Parts of the bombers' bodies were strewn around - a charred foot outside the hotel entrance, a scrap of scalp next to the swimming pool. The night manager's son had been among those killed. "He was a good, polite boy," said a colleague. "You have met him. He had no chance, the bomb went off when he was right next to the van."
The US and Iraqi forces arrived half an hour after the bombings and blew up a suspicious car. The Americans were led by Brigadier General Karl Horst, who had also led the raid on the interior ministry building. The Iraqi commander was General Adnan Thabet, whose special forces are accused of some of the worst human rights abuses.General Horst said: "If the second bomber had got through the Hamra would not be standing now."

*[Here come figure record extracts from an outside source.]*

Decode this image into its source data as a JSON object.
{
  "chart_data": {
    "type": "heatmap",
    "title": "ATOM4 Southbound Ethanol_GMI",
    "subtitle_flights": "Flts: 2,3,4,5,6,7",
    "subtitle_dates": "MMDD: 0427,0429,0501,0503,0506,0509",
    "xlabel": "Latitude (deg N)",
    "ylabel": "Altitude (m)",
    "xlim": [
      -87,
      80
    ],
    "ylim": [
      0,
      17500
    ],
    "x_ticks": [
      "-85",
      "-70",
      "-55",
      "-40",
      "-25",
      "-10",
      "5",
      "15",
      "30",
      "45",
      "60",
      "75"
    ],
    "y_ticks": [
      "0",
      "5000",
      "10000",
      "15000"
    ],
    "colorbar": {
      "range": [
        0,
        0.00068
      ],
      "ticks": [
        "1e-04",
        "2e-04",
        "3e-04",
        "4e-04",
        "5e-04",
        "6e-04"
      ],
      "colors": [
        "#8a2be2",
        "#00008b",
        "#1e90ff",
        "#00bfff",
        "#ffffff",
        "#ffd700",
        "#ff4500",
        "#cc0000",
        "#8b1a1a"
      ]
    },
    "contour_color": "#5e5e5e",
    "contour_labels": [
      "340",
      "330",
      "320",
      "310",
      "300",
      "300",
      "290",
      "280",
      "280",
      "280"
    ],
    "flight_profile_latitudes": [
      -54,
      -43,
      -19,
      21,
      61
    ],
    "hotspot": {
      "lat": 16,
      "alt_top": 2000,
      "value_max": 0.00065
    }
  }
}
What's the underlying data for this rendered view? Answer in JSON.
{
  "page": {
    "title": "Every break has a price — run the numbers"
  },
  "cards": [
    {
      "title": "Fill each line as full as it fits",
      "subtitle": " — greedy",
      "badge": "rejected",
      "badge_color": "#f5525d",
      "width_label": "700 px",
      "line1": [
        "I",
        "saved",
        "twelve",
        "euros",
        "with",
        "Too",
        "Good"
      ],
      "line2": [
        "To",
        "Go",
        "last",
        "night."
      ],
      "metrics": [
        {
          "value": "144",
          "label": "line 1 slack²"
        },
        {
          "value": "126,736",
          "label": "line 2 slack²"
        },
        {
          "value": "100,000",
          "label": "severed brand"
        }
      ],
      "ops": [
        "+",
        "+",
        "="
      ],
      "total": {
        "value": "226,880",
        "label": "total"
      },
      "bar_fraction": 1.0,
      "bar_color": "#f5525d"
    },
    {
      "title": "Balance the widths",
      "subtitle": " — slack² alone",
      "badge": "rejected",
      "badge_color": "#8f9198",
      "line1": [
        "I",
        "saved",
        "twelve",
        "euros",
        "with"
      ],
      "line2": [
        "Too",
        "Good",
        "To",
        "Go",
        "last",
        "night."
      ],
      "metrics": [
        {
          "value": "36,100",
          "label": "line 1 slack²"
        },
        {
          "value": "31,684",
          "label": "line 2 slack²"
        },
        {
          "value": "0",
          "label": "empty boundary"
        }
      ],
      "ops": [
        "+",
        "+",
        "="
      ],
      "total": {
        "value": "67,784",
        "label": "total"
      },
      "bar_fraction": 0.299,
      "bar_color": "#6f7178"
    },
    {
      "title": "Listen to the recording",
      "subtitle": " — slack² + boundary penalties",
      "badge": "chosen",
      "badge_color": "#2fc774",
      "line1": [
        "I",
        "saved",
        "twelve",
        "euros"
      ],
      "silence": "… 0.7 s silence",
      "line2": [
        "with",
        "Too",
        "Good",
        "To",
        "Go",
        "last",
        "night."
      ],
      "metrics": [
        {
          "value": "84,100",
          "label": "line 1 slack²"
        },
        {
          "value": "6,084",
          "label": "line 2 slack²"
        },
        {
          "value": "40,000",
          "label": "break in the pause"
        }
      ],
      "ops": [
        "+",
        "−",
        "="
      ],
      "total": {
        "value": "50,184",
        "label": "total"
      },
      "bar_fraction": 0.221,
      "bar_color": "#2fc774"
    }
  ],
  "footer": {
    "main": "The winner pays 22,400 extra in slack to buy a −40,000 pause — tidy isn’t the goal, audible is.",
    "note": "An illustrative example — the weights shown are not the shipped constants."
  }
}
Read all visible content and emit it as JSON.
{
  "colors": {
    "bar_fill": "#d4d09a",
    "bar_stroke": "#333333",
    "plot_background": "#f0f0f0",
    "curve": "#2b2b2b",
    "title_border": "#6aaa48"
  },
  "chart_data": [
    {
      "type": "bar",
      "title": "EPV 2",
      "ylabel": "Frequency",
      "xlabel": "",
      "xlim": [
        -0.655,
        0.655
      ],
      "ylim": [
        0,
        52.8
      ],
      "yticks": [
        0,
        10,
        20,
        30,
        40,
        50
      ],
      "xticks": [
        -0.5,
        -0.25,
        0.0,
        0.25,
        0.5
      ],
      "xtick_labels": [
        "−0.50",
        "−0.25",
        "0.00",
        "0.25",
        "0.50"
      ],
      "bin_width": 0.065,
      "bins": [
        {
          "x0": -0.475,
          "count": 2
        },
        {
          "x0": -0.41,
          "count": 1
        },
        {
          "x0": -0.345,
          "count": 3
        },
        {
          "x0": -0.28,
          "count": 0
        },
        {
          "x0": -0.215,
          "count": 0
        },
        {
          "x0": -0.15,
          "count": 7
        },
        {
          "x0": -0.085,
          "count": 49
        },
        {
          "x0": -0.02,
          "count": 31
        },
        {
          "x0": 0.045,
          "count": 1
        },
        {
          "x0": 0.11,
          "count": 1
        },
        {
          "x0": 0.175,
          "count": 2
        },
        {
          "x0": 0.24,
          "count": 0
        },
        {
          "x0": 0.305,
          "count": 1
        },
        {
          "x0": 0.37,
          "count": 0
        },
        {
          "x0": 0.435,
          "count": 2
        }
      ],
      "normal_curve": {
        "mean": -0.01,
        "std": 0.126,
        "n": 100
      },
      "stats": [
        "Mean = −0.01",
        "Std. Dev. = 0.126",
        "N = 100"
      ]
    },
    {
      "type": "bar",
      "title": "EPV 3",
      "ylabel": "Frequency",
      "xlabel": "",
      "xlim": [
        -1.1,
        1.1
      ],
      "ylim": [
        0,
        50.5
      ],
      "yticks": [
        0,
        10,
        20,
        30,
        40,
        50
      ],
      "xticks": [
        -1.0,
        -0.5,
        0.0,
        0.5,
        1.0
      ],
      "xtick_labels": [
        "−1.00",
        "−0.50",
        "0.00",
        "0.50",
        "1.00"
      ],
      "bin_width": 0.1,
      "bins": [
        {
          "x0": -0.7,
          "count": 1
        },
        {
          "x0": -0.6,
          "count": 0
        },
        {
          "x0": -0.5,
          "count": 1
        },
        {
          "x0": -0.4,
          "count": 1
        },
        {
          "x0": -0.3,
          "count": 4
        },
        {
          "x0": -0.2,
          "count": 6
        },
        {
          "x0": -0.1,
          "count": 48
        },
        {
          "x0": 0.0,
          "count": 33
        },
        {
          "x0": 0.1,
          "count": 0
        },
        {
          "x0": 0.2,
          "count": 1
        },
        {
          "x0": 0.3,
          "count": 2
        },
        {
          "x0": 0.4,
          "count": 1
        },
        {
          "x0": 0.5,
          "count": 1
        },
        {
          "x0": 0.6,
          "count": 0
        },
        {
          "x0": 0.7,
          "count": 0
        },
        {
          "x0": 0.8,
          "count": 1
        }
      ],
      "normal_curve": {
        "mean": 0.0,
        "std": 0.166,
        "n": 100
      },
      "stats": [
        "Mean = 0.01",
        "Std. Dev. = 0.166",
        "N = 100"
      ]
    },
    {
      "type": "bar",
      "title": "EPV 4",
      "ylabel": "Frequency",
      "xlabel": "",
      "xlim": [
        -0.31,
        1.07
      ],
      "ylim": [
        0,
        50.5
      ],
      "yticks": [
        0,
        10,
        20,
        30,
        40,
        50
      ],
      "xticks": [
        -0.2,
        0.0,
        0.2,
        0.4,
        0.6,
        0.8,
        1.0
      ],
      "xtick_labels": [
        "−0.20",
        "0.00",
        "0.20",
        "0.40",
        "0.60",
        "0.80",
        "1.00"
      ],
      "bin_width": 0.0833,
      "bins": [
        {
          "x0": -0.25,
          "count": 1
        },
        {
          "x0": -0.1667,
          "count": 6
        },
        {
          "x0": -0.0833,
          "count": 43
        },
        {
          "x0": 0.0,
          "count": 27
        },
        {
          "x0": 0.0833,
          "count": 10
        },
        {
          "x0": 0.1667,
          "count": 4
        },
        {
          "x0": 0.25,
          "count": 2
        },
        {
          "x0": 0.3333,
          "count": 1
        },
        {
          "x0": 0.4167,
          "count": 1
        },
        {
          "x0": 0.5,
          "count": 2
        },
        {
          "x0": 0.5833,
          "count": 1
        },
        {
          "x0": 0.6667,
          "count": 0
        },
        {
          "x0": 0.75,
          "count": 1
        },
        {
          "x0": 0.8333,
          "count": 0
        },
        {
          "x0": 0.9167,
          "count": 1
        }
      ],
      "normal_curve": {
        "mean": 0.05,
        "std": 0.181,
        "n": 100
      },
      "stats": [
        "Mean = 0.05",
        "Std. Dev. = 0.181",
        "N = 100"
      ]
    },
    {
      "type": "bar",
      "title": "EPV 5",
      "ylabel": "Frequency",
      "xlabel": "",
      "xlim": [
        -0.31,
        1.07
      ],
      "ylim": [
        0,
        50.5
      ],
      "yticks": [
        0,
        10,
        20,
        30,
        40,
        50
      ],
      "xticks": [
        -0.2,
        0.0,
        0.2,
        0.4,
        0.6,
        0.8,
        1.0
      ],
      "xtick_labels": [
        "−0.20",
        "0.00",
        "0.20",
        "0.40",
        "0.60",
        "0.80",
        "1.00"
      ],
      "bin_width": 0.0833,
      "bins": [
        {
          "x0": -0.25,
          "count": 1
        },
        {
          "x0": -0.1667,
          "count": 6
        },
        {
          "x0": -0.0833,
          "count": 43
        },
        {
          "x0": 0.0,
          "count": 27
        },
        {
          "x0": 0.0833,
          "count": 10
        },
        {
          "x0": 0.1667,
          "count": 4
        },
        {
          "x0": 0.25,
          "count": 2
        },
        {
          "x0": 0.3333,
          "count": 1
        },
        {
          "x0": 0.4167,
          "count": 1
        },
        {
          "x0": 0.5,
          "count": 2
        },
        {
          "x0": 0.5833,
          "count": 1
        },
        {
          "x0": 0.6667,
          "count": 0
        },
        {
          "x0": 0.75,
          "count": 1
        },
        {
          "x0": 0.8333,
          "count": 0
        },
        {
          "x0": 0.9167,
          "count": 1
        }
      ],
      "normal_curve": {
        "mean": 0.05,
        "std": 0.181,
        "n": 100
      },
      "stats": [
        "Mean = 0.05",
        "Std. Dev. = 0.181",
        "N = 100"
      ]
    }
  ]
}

There was an awful lot of blood on the landing and stairwell on my floor at the hotel. The only person regularly using the corridors at that time would have been the cleaner, an ever-smiling young man who would practise his English with us. We had checked whether our colleagues in the media were all right, but I had not even thought about him.
As we picked our way through the debris in search of our belongings, there was news about the bombings in Khanquin. There the searches were for bodies. As dusk fell, and the digging continued, a 12-year-old girl, Sarkhel Akram, collected Korans from the wreckage of the mosques, kissed them, and put them away.
About the same time, outside, I found Rashid Saffa returning from the Yarmuk Hospital. "My mother and father are injured, but they are alive, inshallah. They are badly hurt but they are alive," he wiped his eyes.